L’angoscia è un’emozione che ci porta ad avere un blocco allo stomaco e un nodo alla gola.
L’elemento che la caratterizza e distingue dalla paura è che si attiva quando non c’è un oggetto di cui avere, appunto, paura.
Quest’ultima, infatti, è un normalissimo meccanismo di difesa che ci porta a reagire di conseguenza ad un pericolo determinato (il fuoco, persone armate che si dirigono verso di noi, ecc.), ad una causa quindi ben definita, mentre l’angoscia invece agisce e ci prende quando non abbiamo un oggetto determinato.
Come ad esempio il coronavirus, che è un nemico che non possiamo vedere e di cui non sappiamo, per esempio, chi ne è contagiato e di conseguenza chi ce lo può attaccare. Stesso meccanismo verificatosi dopo le due Guerre Mondiali, periodo che vide non a caso il boom di tranquillanti come il Valium.
Quindi, in sintesi, si parla di una sensazione di strangolamento, di soffocamento.
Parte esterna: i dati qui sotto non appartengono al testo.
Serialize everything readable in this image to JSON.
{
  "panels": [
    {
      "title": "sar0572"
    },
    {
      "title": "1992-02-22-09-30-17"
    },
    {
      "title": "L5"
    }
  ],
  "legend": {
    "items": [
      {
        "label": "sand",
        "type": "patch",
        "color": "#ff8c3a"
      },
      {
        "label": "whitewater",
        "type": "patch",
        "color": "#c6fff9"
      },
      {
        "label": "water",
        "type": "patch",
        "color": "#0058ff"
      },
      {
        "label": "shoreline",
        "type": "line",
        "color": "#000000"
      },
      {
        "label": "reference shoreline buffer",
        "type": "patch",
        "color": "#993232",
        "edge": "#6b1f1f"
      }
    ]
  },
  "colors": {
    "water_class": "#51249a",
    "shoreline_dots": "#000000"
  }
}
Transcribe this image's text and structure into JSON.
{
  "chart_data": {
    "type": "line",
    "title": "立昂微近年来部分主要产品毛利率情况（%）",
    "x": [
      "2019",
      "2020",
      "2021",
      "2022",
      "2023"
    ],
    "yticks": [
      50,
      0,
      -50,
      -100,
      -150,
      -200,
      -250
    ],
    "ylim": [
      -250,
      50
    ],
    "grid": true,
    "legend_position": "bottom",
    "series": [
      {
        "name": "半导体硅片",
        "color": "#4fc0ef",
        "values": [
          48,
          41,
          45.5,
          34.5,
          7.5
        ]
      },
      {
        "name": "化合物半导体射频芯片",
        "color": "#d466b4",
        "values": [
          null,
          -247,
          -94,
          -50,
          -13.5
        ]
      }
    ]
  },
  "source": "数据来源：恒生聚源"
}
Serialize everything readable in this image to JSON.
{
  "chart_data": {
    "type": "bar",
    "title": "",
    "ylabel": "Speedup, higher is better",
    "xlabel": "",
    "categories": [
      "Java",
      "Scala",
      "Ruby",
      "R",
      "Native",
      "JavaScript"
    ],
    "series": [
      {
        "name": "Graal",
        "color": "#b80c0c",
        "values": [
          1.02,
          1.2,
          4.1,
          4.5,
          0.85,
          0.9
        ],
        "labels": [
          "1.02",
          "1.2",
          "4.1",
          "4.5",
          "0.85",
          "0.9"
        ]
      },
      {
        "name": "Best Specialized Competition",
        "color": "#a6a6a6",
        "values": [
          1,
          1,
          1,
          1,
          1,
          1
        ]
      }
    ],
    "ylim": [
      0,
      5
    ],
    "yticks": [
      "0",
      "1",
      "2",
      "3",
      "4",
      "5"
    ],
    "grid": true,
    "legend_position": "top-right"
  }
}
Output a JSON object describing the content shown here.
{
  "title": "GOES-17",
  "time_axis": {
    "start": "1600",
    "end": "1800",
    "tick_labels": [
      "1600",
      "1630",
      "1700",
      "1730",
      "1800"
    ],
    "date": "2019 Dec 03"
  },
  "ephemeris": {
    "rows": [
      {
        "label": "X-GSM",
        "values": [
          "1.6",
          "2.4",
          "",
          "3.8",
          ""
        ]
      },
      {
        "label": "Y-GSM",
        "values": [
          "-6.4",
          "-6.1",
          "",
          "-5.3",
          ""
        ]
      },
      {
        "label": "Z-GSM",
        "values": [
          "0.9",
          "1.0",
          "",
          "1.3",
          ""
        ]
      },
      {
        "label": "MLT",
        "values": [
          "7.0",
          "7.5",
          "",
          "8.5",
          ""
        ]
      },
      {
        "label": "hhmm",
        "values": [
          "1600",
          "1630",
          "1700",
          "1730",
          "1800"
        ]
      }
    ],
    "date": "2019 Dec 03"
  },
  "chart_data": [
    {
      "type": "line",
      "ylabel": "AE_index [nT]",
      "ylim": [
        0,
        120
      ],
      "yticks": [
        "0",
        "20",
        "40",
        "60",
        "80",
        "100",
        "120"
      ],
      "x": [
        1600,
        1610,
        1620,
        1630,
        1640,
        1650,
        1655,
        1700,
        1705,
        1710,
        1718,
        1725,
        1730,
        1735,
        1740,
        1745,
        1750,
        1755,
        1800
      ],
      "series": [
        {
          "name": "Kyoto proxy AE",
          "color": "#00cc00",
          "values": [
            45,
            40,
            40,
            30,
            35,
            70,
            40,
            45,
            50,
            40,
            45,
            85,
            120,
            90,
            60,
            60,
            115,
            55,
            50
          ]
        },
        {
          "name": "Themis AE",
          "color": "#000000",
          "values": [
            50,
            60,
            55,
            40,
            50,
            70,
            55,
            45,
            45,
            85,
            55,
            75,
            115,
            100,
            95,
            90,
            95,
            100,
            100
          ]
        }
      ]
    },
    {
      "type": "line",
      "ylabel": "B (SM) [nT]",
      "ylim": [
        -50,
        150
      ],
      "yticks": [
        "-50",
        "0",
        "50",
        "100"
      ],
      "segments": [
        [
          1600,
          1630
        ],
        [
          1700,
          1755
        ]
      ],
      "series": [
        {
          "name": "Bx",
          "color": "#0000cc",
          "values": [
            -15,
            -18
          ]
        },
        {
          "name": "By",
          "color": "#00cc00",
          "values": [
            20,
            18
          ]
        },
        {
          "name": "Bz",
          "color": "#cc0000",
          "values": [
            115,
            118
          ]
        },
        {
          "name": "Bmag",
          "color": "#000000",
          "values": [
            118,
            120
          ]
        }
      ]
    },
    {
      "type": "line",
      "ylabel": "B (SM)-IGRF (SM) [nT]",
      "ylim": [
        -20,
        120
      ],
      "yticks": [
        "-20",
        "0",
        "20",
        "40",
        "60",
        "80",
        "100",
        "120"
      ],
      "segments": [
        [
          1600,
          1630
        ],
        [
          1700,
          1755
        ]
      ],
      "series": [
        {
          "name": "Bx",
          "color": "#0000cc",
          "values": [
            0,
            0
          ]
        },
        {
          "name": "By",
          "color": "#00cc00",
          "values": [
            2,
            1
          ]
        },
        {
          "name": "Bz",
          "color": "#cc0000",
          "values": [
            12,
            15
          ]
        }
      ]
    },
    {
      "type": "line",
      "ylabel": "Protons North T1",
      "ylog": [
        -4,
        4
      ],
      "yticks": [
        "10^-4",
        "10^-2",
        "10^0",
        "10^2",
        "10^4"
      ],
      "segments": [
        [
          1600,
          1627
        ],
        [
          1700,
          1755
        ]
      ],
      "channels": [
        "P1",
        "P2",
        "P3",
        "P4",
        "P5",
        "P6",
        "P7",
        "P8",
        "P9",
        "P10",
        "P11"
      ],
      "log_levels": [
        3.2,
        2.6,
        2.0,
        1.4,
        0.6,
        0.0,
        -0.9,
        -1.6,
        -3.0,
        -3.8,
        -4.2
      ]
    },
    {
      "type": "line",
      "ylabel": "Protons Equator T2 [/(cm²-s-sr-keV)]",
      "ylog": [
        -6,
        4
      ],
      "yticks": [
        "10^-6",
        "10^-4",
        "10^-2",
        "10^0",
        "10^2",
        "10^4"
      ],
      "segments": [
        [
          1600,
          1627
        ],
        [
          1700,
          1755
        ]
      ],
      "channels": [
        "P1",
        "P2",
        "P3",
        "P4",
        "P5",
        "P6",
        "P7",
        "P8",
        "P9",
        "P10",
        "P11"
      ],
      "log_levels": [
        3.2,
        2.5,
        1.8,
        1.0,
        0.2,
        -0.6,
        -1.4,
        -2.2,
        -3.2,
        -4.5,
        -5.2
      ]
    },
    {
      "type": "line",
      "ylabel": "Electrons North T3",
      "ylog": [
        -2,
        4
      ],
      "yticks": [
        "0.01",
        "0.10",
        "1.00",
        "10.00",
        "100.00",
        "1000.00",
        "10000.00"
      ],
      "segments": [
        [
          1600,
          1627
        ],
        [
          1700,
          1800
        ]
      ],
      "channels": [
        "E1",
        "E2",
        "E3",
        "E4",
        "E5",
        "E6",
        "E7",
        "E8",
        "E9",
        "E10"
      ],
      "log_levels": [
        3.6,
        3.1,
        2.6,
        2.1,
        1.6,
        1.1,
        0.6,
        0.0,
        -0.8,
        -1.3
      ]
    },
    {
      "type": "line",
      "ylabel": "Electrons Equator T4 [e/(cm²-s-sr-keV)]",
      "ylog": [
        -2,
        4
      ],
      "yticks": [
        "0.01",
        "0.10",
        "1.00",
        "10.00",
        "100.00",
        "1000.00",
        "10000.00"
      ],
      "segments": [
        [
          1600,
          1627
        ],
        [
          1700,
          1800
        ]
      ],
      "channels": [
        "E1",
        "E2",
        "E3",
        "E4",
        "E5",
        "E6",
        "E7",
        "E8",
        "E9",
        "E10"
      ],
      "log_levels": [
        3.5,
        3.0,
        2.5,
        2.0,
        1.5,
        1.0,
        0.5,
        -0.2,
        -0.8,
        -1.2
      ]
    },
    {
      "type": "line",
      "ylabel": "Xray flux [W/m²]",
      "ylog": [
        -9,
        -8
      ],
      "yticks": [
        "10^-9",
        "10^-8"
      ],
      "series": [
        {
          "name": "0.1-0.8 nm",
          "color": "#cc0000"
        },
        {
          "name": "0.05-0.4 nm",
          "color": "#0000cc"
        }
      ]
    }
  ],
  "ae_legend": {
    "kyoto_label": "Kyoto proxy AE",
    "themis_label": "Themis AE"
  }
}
Del resto, la sua radice greca, “ang”, significa proprio strangolamento e anche Freud, che fu tra i primissimi ad occuparsene a fine Ottocento, la chiamava “Angstneurose”.
Chissà, forse anche l’inglese “hang”, che significa attaccare, impiccare ed essere impiccato, ha proprio questa radice. Di sicuro l’idea cui si vuole riferire è la stessa.